U_L47 Gene-Deleted Bovine Herpesvirus Type 1 Exhibits Impaired Growth in Cell Culture and Lack of Virulence in Cattle

Vladislav A. Lobanov, Sheryl L. Maher-Sturgess, Marlene G. Snider, Zoe Lawman, Lorne A. Babiuk, and Sylvia van Drunen Littel-van den Hurk^*

Vaccine and Infectious Disease Organization, University of Saskatchewan, Saskatoon, Saskatchewan, Canada; and University of Alberta, 3-7 University Hall, Edmonton, Alberta, Canada

^* To whom correspondence should be addressed. Email: sylvia.vandenhurk{at}usask.ca.
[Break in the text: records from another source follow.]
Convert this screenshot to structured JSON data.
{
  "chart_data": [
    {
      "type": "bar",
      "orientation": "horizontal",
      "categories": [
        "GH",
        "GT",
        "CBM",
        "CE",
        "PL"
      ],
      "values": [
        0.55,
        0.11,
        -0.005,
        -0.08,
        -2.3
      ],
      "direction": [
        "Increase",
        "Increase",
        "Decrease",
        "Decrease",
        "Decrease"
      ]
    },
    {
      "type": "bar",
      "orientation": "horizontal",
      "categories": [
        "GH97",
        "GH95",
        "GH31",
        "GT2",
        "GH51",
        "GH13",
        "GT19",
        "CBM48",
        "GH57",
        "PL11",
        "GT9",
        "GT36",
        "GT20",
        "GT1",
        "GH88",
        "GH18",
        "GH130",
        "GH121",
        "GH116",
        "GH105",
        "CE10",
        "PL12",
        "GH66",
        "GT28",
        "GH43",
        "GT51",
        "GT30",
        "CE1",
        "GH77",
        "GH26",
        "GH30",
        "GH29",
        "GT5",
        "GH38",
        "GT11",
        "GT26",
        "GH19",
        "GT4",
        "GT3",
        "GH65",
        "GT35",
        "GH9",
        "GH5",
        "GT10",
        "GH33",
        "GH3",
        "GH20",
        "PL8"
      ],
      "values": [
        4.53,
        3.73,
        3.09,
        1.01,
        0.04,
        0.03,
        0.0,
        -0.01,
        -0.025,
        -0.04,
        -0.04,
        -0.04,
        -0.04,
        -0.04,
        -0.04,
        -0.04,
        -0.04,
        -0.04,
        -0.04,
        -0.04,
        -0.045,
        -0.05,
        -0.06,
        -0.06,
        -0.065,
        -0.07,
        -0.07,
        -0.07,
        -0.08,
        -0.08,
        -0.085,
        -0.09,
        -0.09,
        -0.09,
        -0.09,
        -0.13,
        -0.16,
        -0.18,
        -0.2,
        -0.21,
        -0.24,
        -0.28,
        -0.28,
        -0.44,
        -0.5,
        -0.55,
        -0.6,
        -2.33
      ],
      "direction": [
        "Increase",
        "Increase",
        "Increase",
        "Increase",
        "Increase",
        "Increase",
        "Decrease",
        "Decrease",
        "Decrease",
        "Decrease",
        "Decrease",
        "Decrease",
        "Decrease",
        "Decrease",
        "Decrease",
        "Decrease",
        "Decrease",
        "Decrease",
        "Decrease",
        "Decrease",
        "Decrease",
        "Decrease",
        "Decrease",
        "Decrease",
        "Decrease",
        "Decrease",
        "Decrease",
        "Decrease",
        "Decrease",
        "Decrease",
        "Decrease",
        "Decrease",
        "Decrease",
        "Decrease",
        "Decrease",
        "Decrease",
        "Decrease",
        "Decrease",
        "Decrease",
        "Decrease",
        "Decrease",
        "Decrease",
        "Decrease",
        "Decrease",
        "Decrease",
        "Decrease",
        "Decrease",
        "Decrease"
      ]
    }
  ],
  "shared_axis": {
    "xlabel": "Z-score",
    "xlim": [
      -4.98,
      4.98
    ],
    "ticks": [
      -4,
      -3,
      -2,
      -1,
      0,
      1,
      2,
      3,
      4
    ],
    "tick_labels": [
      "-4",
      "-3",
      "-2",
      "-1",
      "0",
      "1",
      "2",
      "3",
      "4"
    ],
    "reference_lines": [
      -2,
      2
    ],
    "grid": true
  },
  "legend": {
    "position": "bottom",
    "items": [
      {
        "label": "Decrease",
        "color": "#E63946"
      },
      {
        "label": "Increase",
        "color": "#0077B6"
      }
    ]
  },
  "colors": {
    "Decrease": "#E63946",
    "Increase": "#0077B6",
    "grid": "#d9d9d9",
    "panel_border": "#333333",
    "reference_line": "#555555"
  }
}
Tegument protein VP8 encoded by the U_L47 gene of bovine herpesvirus 1 (BHV-1) is the most abundant constituent of mature virions. In the present report we describe the characterization of U_L47 gene-deleted BHV-1 in cultured cells and its natural host. The U_L47 deletion mutant exhibited reduced plaque size and more than 100-fold decrease of intracellular and extracellular viral titers in cultured cells. Ultrastructural observations of infected cells showed normal maturation of BHV-1 virions in the absence of VP8. There was no evidence for a change in immediate-early gene activator function of VP16 in the U_L47 deletion mutant-virus infected cells, since bICP4 mRNA and protein levels were similar to those in the wild-type and revertant virus-infected cells throughout the infection course. Whereas VP16, glycoprotein (g) C, gB and VP5 were expressed to wild-type levels in the U_L47 deletion mutant-infected cells, the gD and VP22 protein levels were significantly reduced. The reduction in gD protein was associated with increased turnover of the protein. Furthermore, some of the analyzed early and late proteins were expressed with earlier kinetics in the absence of VP8. Extracellular virions of the U_L47 deletion mutant contained reduced amounts of gD, gB, gC and VP22, but similar amounts of VP16 compared to wild-type or revertant virus particles. In addition, the U_L47 gene product was indispensable for BHV-1 replication in vivo, since no clinical manifestations or viral shedding were detected in the U_L47 deletion mutant-infected calves, and the virus failed to induce significant levels of humoral and cellular immunity.